Apenas entrando al municipio vi y escuché que por una de sus avenidas principales un auto se acercaba, traía una enorme bocina en el techo y de ésta salía un anuncio:“Se invita a toda la comunidad a participar en la hora santa y eucaristía que se celebrará a favor de los fallecidos y en recuperación de los heridos de la explosión del ducto de Pemex, que se llevará a cabo el día de hoy, a las seis de la tarde, en el templo nuevo”.

El anuncio no decía si las víctimas de la explosión eran culpables o no, si estuvieron en el lugar incorrecto en la hora incorrecta o no, si se lo merecían o no. La invitación no buscaba señalar, juzgar, ni victimizar; a lo que convocaba era a simplemente tener una hora de solidaridad por quienes no querían morir y fueron sorprendidos por la tragedia, y dedicarles una hora en nuestros pensamientos.

Más tarde llegué hasta el lugar donde fueron los hechos, en una de las orillas del municipio hidalguense. En la zona aún había rastros de la desgracia y al mismo tiempo señales de que unas horas antes ahí hubo vida: trozos de ropa quemada, zapatos, pertenencias… y también extremidades calcinadas y mechones de cabello; sin duda, imágenes perturbadoras que serán difíciles de olvidar.

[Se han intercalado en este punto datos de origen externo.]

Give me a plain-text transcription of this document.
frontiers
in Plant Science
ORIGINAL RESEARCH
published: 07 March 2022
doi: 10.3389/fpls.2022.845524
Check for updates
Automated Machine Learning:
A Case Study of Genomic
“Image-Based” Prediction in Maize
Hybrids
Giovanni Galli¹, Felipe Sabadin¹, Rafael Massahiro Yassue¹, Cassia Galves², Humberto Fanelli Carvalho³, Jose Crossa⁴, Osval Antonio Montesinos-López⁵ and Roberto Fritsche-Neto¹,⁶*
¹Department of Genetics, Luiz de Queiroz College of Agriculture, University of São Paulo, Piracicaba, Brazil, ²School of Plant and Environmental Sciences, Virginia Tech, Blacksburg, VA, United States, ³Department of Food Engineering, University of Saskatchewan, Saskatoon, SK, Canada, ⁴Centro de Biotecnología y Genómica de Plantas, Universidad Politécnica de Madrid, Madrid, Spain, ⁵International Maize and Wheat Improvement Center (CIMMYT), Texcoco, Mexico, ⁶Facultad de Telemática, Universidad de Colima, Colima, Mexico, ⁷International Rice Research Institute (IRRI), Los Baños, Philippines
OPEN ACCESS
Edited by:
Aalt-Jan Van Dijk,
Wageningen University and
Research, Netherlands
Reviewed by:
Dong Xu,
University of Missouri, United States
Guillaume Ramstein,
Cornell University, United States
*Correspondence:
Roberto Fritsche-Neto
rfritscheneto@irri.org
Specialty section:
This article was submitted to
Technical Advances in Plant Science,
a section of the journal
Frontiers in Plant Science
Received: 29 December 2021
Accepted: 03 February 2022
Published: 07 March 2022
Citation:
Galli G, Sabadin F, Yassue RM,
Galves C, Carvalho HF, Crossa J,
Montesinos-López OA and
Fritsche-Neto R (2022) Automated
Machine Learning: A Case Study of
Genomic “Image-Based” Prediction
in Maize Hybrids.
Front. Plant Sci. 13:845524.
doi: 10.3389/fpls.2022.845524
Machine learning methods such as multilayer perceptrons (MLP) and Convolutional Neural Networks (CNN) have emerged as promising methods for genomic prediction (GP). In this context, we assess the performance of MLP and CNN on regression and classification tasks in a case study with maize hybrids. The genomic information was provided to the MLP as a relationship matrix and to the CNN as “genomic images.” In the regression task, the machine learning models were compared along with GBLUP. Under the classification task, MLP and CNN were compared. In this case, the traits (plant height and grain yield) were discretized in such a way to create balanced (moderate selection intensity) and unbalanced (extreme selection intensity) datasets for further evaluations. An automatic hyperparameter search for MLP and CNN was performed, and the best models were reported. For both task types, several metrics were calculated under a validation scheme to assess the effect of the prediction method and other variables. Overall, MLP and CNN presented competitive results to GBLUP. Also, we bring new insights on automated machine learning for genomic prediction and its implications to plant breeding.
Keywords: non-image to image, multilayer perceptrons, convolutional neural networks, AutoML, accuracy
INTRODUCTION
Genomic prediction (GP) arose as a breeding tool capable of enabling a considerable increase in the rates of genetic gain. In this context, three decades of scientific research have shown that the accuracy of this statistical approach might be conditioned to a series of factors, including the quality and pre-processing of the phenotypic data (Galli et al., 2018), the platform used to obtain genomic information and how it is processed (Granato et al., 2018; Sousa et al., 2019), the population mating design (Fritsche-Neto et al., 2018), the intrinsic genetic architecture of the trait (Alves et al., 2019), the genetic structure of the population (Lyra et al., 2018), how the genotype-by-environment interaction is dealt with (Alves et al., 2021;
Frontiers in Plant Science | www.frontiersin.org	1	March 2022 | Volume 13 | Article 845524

Fue inevitable pensar a quiénes pertenecieron esas prendas o esos pedazos de vida, tan inevitable como creer que todos los que ahí estuvieron eran personas malas y se lo merecían. Había en el lugar madres exigiendo saber de sus hijos, hermanos con la mirada perdida ya sin ganas de cuestionar el destino de sus seres queridos, lo único que deseaban era que esta pesadilla terminara.

En medio de la suspicacia, algunos familiares reclamaban al Ejército, a la Policía Federal, a Protección Civil del estado que seguramente ellos habían escondido más cuerpos. Había solidaridad, y vecinos se acercaban con cajas llenas de tortas de jamón, bolsas con botellas de agua y unos más con platos de comida para aminorar la espera, que al final resultó medio infructuosa, pues sólo lograron sacar cuatro cuerpos más de una zanja cubierta de tierra.

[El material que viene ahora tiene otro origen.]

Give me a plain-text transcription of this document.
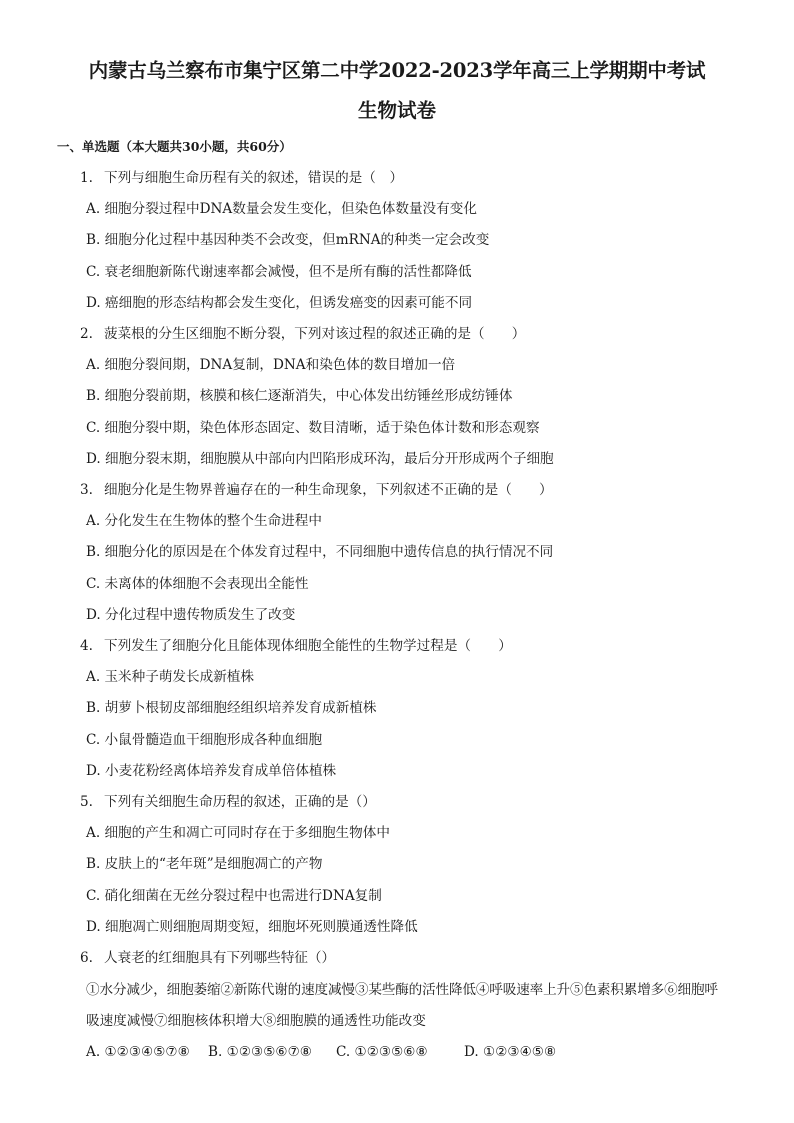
内蒙古乌兰察布市集宁区第二中学2022-2023学年高三上学期期中考试
生物试卷
一、单选题（本大题共30小题，共60分）
1. 下列与细胞生命历程有关的叙述，错误的是（　）
A. 细胞分裂过程中DNA数量会发生变化，但染色体数量没有变化
B. 细胞分化过程中基因种类不会改变，但mRNA的种类一定会改变
C. 衰老细胞新陈代谢速率都会减慢，但不是所有酶的活性都降低
D. 癌细胞的形态结构都会发生变化，但诱发癌变的因素可能不同
2. 菠菜根的分生区细胞不断分裂，下列对该过程的叙述正确的是（　　）
A. 细胞分裂间期，DNA复制，DNA和染色体的数目增加一倍
B. 细胞分裂前期，核膜和核仁逐渐消失，中心体发出纺锤丝形成纺锤体
C. 细胞分裂中期，染色体形态固定、数目清晰，适于染色体计数和形态观察
D. 细胞分裂末期，细胞膜从中部向内凹陷形成环沟，最后分开形成两个子细胞
3. 细胞分化是生物界普遍存在的一种生命现象，下列叙述不正确的是（　　）
A. 分化发生在生物体的整个生命进程中
B. 细胞分化的原因是在个体发育过程中，不同细胞中遗传信息的执行情况不同
C. 未离体的体细胞不会表现出全能性
D. 分化过程中遗传物质发生了改变
4. 下列发生了细胞分化且能体现体细胞全能性的生物学过程是（　　）
A. 玉米种子萌发长成新植株
B. 胡萝卜根韧皮部细胞经组织培养发育成新植株
C. 小鼠骨髓造血干细胞形成各种血细胞
D. 小麦花粉经离体培养发育成单倍体植株
5. 下列有关细胞生命历程的叙述，正确的是（）
A. 细胞的产生和凋亡可同时存在于多细胞生物体中
B. 皮肤上的“老年斑”是细胞凋亡的产物
C. 硝化细菌在无丝分裂过程中也需进行DNA复制
D. 细胞凋亡则细胞周期变短，细胞坏死则膜通透性降低
6. 人衰老的红细胞具有下列哪些特征（）
①水分减少，细胞萎缩②新陈代谢的速度减慢③某些酶的活性降低④呼吸速率上升⑤色素积累增多⑥细胞呼
吸速度减慢⑦细胞核体积增大⑧细胞膜的通透性功能改变
A. ①②③④⑤⑦⑧ B. ①②③⑤⑥⑦⑧ C. ①②③⑤⑥⑧	D. ①②③④⑤⑧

En el fondo del campo donde hay alfalfa que esperaba ser cosechada por estos días, se puede observar la refinería de Tula, Hidalgo, a donde conectaba el ducto cargado de gasolina Premium que estalló el viernes por la tarde-noche.

Regresé a las calles de Tlahuelilpan más tarde. “El pueblo es sabio”, me dijo la dueña de una fonda que señaló la televisión cuando en un noticiero transmitían las imágenes del Ejército conteniendo el acceso de familiares a la zona del incendio momentos después de ocurrida la tragedia.

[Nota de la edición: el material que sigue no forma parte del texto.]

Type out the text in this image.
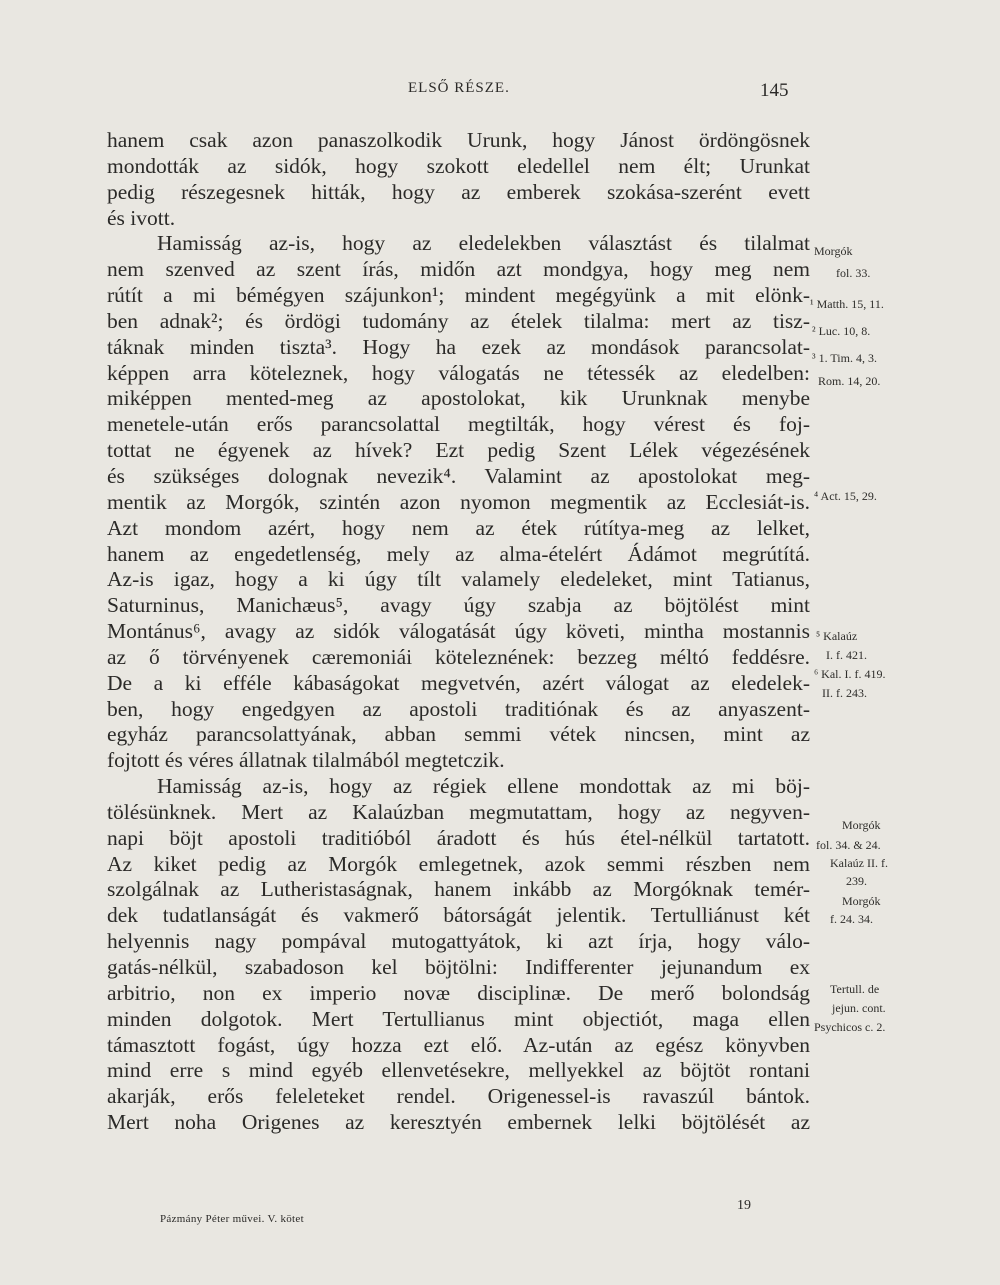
ELSŐ RÉSZE.	145
hanem csak azon panaszolkodik Urunk, hogy Jánost ördöngösnek
mondották az sidók, hogy szokott eledellel nem élt; Urunkat
pedig részegesnek hitták, hogy az emberek szokása-szerént evett
és ivott.
Hamisság az-is, hogy az eledelekben választást és tilalmat
nem szenved az szent írás, midőn azt mondgya, hogy meg nem
rútít a mi bémégyen szájunkon¹; mindent megégyünk a mit elönk-
ben adnak²; és ördögi tudomány az ételek tilalma: mert az tisz-
táknak minden tiszta³. Hogy ha ezek az mondások parancsolat-
képpen arra köteleznek, hogy válogatás ne tétessék az eledelben:
miképpen mented-meg az apostolokat, kik Urunknak menybe
menetele-után erős parancsolattal megtilták, hogy vérest és foj-
tottat ne égyenek az hívek? Ezt pedig Szent Lélek végezésének
és szükséges dolognak nevezik⁴. Valamint az apostolokat meg-
mentik az Morgók, szintén azon nyomon megmentik az Ecclesiát-is.
Azt mondom azért, hogy nem az étek rútítya-meg az lelket,
hanem az engedetlenség, mely az alma-ételért Ádámot megrútítá.
Az-is igaz, hogy a ki úgy tílt valamely eledeleket, mint Tatianus,
Saturninus, Manichæus⁵, avagy úgy szabja az böjtölést mint
Montánus⁶, avagy az sidók válogatását úgy követi, mintha mostannis
az ő törvényenek cæremoniái köteleznének: bezzeg méltó feddésre.
De a ki efféle kábaságokat megvetvén, azért válogat az eledelek-
ben, hogy engedgyen az apostoli traditiónak és az anyaszent-
egyház parancsolattyának, abban semmi vétek nincsen, mint az
fojtott és véres állatnak tilalmából megtetczik.
Hamisság az-is, hogy az régiek ellene mondottak az mi böj-
tölésünknek. Mert az Kalaúzban megmutattam, hogy az negyven-
napi böjt apostoli traditióból áradott és hús étel-nélkül tartatott.
Az kiket pedig az Morgók emlegetnek, azok semmi részben nem
szolgálnak az Lutheristaságnak, hanem inkább az Morgóknak temér-
dek tudatlanságát és vakmerő bátorságát jelentik. Tertulliánust két
helyennis nagy pompával mutogattyátok, ki azt írja, hogy válo-
gatás-nélkül, szabadoson kel böjtölni: Indifferenter jejunandum ex
arbitrio, non ex imperio novæ disciplinæ. De merő bolondság
minden dolgotok. Mert Tertullianus mint objectiót, maga ellen
támasztott fogást, úgy hozza ezt elő. Az-után az egész könyvben
mind erre s mind egyéb ellenvetésekre, mellyekkel az böjtöt rontani
akarják, erős feleleteket rendel. Origenessel-is ravaszúl bántok.
Mert noha Origenes az keresztyén embernek lelki böjtölését az
Morgók
fol. 33.
¹ Matth. 15, 11.
² Luc. 10, 8.
³ 1. Tim. 4, 3.
Rom. 14, 20.
⁴ Act. 15, 29.
⁵ Kalaúz
I. f. 421.
⁶ Kal. I. f. 419.
II. f. 243.
Morgók
fol. 34. & 24.
Kalaúz II. f.
239.
Morgók
f. 24. 34.
Tertull. de
jejun. cont.
Psychicos c. 2.
19
Pázmány Péter művei. V. kötet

Ése que está ahí, entre la gente, que parece que está calmando los ánimos, ése es uno de los líderes huachicoleros de Tlahuelilpan -me contaba la señora-. Se sienten dueños de los ductos, provocan a los jóvenes para que les ayuden a acarrear gasolina y cuando pasan estas desgracias se hacen a un lado. Y le repito: “El pueblo es sabio” porque si vienen a investigar quiénes picaron el ducto, nosotros sabremos decirles perfectamente quiénes fueron.

Salí de Tlahuelilpan por la tarde-noche. Fueron horas en las que no se escuchó otra cosa más que silencio, un profundo silencio que sólo por instantes rompía de nuevo el anuncio “Se invita a toda la comunidad a participar en la hora santa y eucaristía…”.

En el Baúl. Esta semana, el presidente Andrés Manuel López Obrador recorrerá la ruta del ducto Tuxpan-Azcapotzalco, la cual provee a la Ciudad de México de combustible. Ahí, entre quienes vayan a escucharlo, seguramente habrá líderes huachicoleros, lo verán y lo escucharán. Al menos yo espero que exista un mensaje de que la justicia será ejemplar contra quienes provoquen este tipo de desgracias.